Our study also has limitations. PCA, as a statistical technique, requires some arbitrary decisions on the extraction and interpretation of factors. The differences that could be present between countries were not accounted. In adolescents, there are other factors that could influence on their dietary habits. For example, there is an association between influence of friendship concerning junk food in adolescents (Guidetti et al. Citation2012), but it was not assessed in the HE-Q. Also, role of parents has an impact in choices as has been observed in the HELENA study (Vanhelst et al. Citation2018) but we focused in the questions regarding adolescents although parents were indirectly included (i.e. food availability at home depends on them). As a limitation, in this study we did not included physical activity in the analysis. In addition, food consumption is based on self-reported questionnaires where errors in reporting are possible; nevertheless, questionnaire use is the most common method due to low-cost and ease of administration in a large European sample, and this questionnaire has been tested and validated indicating acceptable accuracy (Vereecken et al. Citation2008).

In conclusion, some personal and environmental determinants were associated with healthier DPs both in boys and girls. Adolescent’s parents should guarantee healthy foods availability at home, especially fruits and vegetables and limit the availability of unhealthy foods, such as sugar sweetened beverages.

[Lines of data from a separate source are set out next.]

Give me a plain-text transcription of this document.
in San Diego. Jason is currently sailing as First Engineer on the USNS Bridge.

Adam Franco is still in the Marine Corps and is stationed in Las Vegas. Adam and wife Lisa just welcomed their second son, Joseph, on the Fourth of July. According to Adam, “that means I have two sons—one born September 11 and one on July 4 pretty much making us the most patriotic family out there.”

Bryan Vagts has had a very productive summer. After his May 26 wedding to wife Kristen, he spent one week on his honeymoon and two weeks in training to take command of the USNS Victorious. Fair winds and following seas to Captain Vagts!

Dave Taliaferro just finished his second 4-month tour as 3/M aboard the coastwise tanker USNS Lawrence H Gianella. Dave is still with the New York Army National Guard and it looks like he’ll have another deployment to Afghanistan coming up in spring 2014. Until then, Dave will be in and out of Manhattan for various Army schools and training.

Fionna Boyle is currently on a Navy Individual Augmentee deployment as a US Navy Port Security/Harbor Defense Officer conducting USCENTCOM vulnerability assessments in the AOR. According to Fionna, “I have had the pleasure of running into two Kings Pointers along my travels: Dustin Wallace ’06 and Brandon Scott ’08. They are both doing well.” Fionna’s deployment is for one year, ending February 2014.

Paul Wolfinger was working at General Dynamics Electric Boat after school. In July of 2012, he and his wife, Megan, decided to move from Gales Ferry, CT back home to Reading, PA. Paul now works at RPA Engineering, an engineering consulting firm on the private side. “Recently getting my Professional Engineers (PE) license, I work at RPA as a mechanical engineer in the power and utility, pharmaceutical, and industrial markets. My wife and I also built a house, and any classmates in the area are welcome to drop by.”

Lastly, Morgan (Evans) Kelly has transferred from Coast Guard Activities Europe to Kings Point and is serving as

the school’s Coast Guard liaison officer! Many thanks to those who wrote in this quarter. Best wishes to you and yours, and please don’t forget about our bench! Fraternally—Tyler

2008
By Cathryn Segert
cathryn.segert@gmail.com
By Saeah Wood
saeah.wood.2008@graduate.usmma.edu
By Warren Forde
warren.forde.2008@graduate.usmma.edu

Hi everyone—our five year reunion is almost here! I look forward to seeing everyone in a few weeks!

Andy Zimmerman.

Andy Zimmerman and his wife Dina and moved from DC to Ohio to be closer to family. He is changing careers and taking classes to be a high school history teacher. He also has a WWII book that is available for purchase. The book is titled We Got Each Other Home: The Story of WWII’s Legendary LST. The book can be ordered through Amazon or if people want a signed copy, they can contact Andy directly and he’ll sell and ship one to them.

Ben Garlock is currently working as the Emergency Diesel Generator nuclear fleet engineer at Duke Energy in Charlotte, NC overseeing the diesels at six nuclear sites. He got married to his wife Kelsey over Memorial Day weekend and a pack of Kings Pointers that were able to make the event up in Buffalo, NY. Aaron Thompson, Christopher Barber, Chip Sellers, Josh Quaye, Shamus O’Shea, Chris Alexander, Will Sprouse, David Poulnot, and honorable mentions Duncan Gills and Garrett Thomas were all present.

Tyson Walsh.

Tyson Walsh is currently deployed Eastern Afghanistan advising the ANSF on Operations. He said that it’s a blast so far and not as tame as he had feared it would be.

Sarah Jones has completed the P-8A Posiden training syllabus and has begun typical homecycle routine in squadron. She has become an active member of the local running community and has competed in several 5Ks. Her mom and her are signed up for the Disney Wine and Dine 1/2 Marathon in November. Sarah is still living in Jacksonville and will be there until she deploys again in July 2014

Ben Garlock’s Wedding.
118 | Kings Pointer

Those adolescents with healthier DPs perceived the health benefits of a healthy diet, compared to those with other patterns who stated that a healthy diet is important just to lose weight. Finally, girls and boys that were aware of the healthiness of their diet had the healthiest DPs. Adolescents’ knowledge about the links between food and health needs to be perceived, especially for those with less healthy DPs. The relevance of the identified determinants of healthy eating behaviours should be taken into account in future prevention programs.

Correction Statement

This article has been republished with minor changes. These changes do not impact the academic content of the article.

Disclosure statement

No potential conflict of interest was reported by the authors.

Additional information

Funding

The HELENA Study was funded by the European Comission in the 6th framework program [FP6-2003-Food-2-A, FOOD-CT-2005-007034].